Comme prévu, et puis…
Oui, je vais encore me faire traiter de prétentieux, moi, l’homme à la boule de cristal à retardement, mais j’ai senti un coup venir. Non, Gilles n’allait pas se faire étriller sauvagement par Milos Raonic. La confiance avec lui, j’ai senti qu’il avait le profil pour le déranger, ce grand dadet de Canadien qui déteste par dessus tout les courses et les échanges. Et Gilou ne m’a pas fait mentir. Il a bien embêté – pour ne pas utiliser de mot plus vulgaire – ou dirais‐je, « emmerdé » – tant pis – Raonic. Pas affolé par les services – alors que les radars, eux, étaient affolés – démentiels du Canadien, le Niçois a saisi toutes les opportunités pour finir par prendre le premier set. Une confirmation ! Je jubilais intérieurement… et extérieurement, demandez à Stéphane ! La suite, on la connaît, je ne vais pas vous la refaire et je vais sauter directement à la cinquième manche et l’instant fatidique. Après tout, c’est mon texte, je fais ce que je veux.

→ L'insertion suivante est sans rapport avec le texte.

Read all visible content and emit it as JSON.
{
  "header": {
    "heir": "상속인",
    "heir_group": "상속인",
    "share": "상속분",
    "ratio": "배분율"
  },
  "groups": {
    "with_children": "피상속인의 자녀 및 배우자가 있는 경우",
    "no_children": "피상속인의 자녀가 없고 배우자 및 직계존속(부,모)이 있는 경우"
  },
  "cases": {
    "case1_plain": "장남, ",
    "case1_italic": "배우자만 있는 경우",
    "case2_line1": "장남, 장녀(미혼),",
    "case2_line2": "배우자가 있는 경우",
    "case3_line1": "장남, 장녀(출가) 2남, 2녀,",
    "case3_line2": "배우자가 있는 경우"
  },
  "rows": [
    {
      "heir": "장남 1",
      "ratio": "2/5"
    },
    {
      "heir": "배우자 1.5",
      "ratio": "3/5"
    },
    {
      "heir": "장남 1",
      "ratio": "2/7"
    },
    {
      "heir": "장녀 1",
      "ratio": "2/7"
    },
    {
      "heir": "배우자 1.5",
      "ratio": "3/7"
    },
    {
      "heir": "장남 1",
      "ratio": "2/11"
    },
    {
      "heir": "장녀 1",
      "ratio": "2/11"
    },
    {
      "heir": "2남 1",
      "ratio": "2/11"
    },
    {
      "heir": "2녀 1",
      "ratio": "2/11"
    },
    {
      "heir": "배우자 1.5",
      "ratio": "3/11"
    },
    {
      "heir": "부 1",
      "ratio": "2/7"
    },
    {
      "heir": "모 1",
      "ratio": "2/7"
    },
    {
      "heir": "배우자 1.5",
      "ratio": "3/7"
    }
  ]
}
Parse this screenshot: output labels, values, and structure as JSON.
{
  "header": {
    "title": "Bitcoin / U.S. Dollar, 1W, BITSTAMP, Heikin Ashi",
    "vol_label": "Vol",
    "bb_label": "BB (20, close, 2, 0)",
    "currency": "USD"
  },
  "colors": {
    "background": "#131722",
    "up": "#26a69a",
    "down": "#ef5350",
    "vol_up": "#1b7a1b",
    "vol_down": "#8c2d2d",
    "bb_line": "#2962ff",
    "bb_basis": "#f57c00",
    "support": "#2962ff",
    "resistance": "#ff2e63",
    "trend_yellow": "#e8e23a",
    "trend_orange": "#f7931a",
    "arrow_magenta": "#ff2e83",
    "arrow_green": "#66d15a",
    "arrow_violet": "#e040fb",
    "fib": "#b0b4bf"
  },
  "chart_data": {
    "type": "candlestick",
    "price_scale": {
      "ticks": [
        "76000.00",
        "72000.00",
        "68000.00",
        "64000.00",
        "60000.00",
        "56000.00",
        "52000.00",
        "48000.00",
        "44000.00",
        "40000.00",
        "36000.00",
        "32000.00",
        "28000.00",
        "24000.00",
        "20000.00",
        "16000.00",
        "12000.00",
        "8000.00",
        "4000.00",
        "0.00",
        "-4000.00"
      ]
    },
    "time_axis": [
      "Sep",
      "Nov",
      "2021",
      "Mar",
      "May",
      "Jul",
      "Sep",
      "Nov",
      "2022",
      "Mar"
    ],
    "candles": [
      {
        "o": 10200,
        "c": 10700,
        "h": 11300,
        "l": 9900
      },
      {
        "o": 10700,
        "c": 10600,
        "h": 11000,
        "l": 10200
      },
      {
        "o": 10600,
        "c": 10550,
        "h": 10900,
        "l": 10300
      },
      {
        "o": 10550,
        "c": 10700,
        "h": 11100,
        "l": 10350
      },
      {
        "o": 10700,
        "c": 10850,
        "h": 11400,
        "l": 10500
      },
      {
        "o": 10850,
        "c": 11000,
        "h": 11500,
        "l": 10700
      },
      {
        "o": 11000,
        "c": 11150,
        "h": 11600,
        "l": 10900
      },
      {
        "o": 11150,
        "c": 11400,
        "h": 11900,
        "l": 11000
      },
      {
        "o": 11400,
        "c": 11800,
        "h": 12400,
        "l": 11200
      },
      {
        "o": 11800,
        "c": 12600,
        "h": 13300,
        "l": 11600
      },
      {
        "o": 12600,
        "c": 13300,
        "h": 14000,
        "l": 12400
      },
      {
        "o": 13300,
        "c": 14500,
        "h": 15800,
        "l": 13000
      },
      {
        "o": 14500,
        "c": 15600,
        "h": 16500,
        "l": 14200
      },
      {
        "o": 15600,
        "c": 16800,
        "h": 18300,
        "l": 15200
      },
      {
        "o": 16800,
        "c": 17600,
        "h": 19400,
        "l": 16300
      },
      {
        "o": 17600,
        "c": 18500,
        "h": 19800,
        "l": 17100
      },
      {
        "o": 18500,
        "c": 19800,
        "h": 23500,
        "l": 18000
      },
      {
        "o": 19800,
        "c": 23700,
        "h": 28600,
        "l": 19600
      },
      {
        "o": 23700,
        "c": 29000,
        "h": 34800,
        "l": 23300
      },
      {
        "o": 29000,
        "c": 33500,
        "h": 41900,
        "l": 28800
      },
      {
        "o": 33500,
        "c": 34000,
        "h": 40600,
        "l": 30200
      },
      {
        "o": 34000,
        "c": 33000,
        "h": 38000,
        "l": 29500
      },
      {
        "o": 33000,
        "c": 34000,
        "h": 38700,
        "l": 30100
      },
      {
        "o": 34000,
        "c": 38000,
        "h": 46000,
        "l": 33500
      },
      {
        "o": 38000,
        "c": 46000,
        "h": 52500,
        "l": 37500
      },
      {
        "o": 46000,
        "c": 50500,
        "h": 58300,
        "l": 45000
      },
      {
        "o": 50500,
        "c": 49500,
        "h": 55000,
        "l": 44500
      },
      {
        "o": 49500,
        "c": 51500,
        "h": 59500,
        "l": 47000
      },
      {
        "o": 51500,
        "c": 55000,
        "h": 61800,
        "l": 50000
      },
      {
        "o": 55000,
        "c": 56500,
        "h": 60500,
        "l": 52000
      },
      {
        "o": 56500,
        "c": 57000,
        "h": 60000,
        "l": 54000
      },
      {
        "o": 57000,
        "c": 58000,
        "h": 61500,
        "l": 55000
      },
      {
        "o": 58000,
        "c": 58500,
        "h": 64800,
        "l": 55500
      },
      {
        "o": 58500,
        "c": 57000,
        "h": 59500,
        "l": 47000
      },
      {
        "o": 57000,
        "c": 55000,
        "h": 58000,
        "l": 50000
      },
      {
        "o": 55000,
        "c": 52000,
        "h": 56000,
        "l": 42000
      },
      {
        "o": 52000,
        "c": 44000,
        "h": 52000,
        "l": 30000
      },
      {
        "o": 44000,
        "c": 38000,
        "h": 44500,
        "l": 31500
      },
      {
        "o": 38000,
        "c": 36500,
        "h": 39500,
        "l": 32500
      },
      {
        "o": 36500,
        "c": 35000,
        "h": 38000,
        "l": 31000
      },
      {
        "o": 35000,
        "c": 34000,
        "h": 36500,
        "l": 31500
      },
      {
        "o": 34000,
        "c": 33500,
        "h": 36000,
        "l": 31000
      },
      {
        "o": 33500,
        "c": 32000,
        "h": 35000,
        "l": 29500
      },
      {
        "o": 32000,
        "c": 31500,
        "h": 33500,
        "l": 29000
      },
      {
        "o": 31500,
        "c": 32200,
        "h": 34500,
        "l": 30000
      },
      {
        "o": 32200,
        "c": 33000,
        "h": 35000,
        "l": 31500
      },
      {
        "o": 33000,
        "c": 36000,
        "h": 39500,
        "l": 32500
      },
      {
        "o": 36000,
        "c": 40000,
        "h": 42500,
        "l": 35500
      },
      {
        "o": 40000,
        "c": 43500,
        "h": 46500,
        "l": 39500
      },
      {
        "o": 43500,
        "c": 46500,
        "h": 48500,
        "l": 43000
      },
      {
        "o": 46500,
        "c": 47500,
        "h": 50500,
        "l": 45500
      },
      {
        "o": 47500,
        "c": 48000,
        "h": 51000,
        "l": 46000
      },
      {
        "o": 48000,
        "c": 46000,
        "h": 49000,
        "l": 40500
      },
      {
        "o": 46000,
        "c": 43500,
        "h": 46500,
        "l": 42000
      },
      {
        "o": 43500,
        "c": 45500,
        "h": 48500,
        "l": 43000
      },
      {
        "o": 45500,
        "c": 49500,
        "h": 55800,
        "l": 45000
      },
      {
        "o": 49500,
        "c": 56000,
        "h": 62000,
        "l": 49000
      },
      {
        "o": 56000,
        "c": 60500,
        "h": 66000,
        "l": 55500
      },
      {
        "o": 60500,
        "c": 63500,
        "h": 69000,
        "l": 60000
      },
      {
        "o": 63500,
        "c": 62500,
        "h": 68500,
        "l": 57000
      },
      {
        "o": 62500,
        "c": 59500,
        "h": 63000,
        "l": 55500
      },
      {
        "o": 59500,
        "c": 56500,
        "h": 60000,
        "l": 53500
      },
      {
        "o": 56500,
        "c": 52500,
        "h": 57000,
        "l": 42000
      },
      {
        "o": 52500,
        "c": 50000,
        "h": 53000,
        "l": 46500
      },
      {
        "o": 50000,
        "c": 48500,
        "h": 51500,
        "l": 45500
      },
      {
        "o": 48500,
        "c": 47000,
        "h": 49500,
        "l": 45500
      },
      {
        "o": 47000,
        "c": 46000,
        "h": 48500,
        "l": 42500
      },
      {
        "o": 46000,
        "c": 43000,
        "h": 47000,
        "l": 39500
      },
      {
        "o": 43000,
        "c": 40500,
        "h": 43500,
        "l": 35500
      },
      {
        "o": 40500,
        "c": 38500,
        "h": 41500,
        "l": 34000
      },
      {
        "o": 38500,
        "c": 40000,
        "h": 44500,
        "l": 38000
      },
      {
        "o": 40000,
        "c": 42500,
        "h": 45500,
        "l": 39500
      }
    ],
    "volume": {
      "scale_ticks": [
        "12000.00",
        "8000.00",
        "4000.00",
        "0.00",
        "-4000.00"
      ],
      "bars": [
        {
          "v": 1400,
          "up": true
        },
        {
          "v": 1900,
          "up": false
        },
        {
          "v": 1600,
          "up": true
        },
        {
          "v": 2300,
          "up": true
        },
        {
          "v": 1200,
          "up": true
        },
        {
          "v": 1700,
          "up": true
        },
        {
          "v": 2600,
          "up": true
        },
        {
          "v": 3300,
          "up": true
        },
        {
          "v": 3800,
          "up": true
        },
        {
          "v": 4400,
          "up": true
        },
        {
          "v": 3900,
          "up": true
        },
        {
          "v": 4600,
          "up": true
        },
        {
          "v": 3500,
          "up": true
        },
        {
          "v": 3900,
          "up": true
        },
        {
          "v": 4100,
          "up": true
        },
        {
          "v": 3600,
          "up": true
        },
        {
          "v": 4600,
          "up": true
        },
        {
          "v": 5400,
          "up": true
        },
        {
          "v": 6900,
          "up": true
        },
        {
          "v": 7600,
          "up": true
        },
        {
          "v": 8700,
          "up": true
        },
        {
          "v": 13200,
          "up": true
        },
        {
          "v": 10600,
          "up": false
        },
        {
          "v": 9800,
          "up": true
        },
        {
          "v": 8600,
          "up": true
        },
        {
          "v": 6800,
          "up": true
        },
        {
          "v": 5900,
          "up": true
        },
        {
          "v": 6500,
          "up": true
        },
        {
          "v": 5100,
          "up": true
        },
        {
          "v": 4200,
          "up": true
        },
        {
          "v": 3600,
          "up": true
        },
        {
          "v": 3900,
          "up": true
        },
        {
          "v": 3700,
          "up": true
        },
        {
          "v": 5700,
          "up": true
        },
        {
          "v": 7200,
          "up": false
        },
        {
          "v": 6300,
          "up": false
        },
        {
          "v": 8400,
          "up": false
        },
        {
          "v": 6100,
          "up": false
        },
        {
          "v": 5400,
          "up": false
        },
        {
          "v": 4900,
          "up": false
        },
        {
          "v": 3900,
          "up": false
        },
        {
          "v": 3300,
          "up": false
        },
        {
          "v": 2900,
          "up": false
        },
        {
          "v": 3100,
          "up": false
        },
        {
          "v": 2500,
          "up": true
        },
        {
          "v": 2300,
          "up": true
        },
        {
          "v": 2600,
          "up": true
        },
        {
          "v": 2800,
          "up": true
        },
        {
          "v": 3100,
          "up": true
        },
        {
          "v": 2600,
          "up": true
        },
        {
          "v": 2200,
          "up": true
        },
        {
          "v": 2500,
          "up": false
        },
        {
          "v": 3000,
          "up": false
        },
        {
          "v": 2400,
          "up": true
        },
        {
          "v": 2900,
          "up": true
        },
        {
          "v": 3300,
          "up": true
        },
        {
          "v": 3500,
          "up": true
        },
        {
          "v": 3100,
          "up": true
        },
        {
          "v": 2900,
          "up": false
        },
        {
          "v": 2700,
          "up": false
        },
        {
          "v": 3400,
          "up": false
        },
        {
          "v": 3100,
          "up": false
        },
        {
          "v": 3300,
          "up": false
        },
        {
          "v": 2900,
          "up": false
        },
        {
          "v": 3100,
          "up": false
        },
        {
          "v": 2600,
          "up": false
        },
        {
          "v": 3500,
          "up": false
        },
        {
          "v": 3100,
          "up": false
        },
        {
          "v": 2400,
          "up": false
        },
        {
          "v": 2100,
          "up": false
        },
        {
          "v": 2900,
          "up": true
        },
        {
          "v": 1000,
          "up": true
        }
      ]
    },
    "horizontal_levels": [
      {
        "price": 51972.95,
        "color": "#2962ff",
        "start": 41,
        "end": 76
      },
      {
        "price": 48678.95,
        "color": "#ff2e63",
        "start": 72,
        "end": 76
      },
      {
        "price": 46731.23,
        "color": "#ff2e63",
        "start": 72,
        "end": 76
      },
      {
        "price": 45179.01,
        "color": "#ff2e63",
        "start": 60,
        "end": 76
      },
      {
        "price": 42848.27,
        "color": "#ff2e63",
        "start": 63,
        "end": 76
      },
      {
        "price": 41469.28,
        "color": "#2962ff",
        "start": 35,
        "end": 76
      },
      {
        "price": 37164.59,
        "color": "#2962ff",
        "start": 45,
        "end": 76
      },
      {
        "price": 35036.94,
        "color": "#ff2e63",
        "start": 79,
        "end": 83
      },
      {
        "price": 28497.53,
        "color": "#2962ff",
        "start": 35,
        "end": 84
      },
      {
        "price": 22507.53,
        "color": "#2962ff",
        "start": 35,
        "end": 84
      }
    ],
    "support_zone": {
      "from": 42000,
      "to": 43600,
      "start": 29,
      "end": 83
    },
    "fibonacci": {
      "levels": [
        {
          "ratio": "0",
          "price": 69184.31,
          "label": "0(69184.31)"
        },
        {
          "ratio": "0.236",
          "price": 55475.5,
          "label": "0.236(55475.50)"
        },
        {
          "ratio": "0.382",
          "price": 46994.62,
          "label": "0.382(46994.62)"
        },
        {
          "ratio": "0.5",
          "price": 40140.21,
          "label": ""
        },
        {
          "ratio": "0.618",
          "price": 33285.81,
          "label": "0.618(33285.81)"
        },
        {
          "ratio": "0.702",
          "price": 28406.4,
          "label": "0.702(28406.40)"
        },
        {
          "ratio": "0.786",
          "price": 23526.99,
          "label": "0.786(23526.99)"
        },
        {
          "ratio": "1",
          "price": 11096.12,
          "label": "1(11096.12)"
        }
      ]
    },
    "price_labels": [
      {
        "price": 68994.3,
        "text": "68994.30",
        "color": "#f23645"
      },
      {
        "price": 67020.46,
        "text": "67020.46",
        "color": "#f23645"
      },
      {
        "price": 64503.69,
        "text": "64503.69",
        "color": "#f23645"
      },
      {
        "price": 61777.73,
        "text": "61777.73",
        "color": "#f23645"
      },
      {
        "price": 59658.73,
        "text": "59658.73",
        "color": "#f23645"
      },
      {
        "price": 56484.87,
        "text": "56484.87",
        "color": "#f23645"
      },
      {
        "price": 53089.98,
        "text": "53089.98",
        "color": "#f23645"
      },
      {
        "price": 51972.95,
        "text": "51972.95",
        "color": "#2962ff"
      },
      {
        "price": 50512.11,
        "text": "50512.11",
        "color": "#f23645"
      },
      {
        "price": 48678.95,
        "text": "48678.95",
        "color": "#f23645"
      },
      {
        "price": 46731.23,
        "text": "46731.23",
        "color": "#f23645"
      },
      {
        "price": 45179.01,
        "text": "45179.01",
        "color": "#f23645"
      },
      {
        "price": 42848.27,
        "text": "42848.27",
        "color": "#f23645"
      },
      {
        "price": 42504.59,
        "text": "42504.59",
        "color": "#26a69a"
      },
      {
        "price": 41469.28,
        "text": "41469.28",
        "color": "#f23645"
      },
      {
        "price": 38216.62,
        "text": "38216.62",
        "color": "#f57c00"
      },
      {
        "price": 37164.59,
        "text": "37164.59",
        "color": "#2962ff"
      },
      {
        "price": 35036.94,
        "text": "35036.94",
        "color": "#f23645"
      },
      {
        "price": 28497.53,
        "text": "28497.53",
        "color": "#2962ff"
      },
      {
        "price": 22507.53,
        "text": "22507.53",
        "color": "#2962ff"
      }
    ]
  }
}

Le cinquième set, donc, le théâtre du drame. Que dis‐je, de la tragédie shakespearienne ! Mené 5–4 avec le service à suivre pour Raonic, Simon est dos au mur. Seul un public au rendez‐vous semble encore vouloir donner des ailes à son protégé. Et qu’il a eu raison ! Déjà bien tendu par l’enjeu, Milos a flanché. Incapable de lâcher des premières balles alors qu’il s’agit tout simplement de son arme nucléaire de poche, Raonic a laissé Simon le dompter. 0–15. Puis 0–30. Et 0–40 ! Incroyable ! Le Chatrier chavire et nous aussi ! Le Canadien s’offre un sursis, ça fait 15–40. Mais pourtant, c’est bien Gilles qui revient à 5–5 dans ce set. L’Histoire s’écrit sous nos yeux ! Gilles le sait, mais il le sait trop ! Ce que nous ne voyons pas, c’est qu’en même temps que la lumière éclaire son chemin, le sol se dérobe sous ses pieds : « Et maintenant ? » Doit‐il se dire. Il n’y a plus qu’à servir, gagner cette mise en jeu, et profiter des doutes de l’adversaire. C’est si simple. Mais tellement dur. Gilles s’élance, et ça lui échappe une première fois. Non, impossible, pas maintenant. Et pourtant, si. Lui aussi, son bras tremble. La peur de gagner, la peur de prendre les devants, la peur d’effacer en quelques balles les échecs accumulés de six mois catastrophiques. Gilles flanche à son tour, même là où il est le meilleur ! L’échange n’est plus tenu, et bien qu’apathique, Raonic maîtrise ses chops un peu fragiles. Il monte au filet… et fait exploser Simon.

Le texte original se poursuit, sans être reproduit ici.